News about Nigeria bringing back its national carrier broke, first, with the name Virgin Nigeria Airways, then Nigeria Eagle Airlines, later Air Nigeria, to replace Nigeria Airways, on a joint venture business between Nigerian investors and the Virgin Group. Virgin pulled out from the business after set backs in ceiling the deal, between 2008—2010. September 2012, Air Nigeria announced that it has ceased operations as a result of two name changes and deadlock in negotiating investors’ terms, and disengaged its staff.

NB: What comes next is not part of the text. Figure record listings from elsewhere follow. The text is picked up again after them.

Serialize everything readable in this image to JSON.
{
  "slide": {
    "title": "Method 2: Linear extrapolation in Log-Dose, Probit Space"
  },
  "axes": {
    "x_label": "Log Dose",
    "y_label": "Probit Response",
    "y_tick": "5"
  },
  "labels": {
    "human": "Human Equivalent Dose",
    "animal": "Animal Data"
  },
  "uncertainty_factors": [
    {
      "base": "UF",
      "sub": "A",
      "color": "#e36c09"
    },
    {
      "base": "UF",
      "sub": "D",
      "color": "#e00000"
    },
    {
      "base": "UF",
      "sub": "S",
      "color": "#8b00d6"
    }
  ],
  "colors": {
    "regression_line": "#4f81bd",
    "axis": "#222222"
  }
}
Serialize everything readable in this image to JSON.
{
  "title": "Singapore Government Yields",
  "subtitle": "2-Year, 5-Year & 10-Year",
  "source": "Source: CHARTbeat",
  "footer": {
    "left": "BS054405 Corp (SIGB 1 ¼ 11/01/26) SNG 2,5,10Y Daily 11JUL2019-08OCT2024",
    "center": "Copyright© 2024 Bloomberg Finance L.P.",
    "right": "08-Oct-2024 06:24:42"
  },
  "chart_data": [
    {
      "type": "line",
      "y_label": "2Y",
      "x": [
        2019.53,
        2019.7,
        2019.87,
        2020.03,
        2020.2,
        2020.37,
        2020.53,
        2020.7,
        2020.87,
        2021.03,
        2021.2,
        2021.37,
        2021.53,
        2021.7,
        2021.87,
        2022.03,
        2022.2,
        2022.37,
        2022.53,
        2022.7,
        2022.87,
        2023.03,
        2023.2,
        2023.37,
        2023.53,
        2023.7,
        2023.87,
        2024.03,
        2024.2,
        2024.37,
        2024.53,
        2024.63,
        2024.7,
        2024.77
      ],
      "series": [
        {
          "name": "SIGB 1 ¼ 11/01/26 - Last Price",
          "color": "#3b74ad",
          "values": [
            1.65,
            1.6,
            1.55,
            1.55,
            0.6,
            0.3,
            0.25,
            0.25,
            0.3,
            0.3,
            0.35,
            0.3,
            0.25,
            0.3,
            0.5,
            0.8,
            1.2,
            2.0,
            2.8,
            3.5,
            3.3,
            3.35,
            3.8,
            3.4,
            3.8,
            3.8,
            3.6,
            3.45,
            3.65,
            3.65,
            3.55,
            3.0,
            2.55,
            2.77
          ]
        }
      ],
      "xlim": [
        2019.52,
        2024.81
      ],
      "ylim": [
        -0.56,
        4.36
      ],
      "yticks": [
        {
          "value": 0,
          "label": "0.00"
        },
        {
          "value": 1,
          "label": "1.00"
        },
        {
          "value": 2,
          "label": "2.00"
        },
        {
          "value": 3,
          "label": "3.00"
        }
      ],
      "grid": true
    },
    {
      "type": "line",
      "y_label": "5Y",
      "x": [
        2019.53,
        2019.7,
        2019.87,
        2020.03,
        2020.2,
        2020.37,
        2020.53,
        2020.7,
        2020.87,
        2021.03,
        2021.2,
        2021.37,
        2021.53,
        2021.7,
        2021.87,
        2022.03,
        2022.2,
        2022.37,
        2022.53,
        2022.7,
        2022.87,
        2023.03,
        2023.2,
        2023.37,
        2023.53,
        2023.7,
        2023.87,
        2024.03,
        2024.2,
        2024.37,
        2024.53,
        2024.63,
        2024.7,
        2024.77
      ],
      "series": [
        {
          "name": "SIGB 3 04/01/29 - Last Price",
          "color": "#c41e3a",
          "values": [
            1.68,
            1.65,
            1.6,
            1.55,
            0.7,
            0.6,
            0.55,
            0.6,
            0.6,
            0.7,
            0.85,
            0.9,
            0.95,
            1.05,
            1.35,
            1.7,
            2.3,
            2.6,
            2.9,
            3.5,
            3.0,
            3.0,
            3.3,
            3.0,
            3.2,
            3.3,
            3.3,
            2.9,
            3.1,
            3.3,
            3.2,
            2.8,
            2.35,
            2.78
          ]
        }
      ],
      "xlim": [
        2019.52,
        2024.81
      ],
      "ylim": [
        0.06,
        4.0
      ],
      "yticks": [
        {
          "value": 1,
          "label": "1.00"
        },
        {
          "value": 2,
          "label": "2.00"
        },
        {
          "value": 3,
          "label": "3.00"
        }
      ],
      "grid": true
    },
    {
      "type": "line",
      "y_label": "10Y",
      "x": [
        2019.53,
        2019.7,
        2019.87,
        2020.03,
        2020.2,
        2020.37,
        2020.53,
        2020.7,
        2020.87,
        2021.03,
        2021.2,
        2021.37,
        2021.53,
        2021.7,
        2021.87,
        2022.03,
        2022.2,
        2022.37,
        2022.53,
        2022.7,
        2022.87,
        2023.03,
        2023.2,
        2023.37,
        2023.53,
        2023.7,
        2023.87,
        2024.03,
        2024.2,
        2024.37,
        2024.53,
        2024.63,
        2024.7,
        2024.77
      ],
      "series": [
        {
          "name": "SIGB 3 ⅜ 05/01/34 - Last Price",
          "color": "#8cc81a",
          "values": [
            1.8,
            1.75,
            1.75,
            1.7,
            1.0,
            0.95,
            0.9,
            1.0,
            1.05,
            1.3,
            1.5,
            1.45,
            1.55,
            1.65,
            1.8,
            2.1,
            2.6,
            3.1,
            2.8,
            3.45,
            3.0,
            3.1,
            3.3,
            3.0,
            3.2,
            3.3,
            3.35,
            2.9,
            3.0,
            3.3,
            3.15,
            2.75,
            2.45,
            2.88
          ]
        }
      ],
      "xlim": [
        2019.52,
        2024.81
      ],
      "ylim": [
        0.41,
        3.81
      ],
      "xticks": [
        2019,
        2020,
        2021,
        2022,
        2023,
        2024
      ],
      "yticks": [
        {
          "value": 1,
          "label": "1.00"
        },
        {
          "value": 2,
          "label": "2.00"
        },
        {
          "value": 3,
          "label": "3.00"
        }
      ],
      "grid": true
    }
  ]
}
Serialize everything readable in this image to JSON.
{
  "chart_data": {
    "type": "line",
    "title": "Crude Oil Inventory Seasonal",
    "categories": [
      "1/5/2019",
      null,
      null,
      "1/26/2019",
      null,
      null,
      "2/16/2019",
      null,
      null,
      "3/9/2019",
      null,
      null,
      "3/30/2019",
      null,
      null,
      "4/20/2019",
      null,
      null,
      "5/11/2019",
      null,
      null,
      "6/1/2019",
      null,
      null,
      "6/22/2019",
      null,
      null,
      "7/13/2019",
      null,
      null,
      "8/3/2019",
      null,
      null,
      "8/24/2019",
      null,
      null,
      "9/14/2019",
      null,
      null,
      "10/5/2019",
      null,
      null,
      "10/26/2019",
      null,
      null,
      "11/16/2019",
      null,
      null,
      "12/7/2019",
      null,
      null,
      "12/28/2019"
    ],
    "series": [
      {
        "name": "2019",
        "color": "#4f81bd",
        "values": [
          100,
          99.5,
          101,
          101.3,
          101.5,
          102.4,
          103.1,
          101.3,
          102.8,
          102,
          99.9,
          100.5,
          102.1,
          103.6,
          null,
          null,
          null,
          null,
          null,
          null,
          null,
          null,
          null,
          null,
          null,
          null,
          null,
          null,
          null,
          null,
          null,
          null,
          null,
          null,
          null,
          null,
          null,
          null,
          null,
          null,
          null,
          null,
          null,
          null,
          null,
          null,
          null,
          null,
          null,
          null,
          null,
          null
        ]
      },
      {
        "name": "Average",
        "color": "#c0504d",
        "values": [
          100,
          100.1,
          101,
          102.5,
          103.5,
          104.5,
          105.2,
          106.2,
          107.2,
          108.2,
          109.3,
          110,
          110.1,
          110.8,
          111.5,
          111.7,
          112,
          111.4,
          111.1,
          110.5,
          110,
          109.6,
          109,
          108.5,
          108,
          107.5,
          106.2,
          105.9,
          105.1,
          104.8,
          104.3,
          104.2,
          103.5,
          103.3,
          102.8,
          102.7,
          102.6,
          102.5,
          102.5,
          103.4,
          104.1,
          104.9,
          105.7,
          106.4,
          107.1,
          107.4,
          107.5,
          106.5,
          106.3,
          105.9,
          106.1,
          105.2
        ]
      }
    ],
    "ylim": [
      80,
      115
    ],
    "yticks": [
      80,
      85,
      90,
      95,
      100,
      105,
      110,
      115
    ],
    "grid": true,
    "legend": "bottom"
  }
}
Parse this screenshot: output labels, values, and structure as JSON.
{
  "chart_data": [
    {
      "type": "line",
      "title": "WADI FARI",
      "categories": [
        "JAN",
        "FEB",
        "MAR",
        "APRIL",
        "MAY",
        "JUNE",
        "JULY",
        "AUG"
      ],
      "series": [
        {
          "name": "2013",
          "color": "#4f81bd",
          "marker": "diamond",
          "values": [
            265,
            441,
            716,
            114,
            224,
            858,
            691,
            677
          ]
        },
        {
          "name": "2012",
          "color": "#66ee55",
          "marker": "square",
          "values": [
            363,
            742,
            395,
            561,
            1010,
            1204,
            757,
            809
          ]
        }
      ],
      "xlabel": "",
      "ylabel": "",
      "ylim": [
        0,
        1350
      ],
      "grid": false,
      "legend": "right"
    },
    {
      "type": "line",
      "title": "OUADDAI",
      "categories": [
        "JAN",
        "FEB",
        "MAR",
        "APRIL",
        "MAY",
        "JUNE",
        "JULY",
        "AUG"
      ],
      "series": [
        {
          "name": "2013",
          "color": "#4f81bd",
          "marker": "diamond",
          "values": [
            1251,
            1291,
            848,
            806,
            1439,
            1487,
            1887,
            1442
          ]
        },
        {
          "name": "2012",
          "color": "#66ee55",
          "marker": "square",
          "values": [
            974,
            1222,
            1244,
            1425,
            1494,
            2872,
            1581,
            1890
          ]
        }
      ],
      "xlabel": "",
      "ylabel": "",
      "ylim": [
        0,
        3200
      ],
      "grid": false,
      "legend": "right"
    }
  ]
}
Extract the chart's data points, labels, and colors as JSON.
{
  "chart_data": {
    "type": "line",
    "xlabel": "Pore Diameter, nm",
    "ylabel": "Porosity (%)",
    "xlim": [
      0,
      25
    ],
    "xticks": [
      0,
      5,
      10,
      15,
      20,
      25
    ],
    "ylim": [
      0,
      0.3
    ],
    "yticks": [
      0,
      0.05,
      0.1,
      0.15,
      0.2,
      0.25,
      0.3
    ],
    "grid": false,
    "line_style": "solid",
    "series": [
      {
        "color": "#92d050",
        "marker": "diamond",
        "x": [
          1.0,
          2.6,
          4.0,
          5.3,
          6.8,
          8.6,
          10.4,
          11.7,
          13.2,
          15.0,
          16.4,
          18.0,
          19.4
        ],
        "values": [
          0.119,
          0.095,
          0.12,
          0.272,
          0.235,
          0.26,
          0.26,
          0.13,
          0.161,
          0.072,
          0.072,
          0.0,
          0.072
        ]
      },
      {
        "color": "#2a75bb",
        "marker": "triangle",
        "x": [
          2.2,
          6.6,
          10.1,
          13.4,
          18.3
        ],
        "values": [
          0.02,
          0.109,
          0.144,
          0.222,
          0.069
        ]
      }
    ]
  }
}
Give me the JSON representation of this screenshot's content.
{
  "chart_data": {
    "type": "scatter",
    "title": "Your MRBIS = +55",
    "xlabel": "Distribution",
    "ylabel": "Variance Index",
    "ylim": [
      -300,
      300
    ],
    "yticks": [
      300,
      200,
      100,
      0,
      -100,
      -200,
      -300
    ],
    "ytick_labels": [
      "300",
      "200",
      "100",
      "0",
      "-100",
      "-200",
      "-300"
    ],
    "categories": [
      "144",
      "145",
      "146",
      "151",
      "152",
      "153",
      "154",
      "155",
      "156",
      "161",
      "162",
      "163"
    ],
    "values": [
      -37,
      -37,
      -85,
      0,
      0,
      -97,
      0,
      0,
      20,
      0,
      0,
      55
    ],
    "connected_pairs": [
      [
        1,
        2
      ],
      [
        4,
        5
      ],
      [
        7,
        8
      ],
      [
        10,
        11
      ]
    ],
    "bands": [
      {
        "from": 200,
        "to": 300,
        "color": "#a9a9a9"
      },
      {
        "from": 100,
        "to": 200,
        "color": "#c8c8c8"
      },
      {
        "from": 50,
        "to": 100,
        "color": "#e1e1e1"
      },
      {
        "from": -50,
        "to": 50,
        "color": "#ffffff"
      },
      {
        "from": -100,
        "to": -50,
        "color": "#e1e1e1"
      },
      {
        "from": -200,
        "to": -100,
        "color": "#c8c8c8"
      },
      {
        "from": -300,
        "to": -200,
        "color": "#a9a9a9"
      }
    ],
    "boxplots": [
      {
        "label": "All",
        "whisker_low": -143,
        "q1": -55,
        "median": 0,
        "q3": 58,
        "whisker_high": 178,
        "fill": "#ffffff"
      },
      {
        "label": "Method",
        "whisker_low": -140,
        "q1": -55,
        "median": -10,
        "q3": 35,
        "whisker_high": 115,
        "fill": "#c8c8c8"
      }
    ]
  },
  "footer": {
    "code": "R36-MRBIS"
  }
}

No indigenous Nigerian airline acquired traffic rights to serve the growing number of international routes as Nigeria Airways since the liquidation. Nigeria, at some point in the past, had about 150, mostly large cabin types, private aircrafts in the country. Most of the aircrafts are on foreign tickets. Only about 20 are on the local list, and their owners were clergymen, governments’ agencies and charter operators.
Nigeria continues to struggles to bring back its once enviable national carrier, while other countries in Africa, top the chart in the aviation industry as a major economic mechanism engineering growth in their respective countries. Ethiopian Airlines leads the table, followed by South African Airways, Air Mauritius, Air Seychelles, Kenya Airways, Royal Air Maroc, TAAG Angola Airlines, Fastjet [Tanzania, Zimbabwe and Zambia], Kalula [South Africa Domestic] and Mango [South Africa Domestic] airlines.
Unveiling Nigeria’s national carrier –- “Nigeria Air”, seems impressive, but not enough to see the project to grand success. Senator Hadi Sirika, Nigeria’s Minister of State for Aviation, did not give business details about the new national carrier. Crucially important and awaited are investment details for “Nigeria Air”.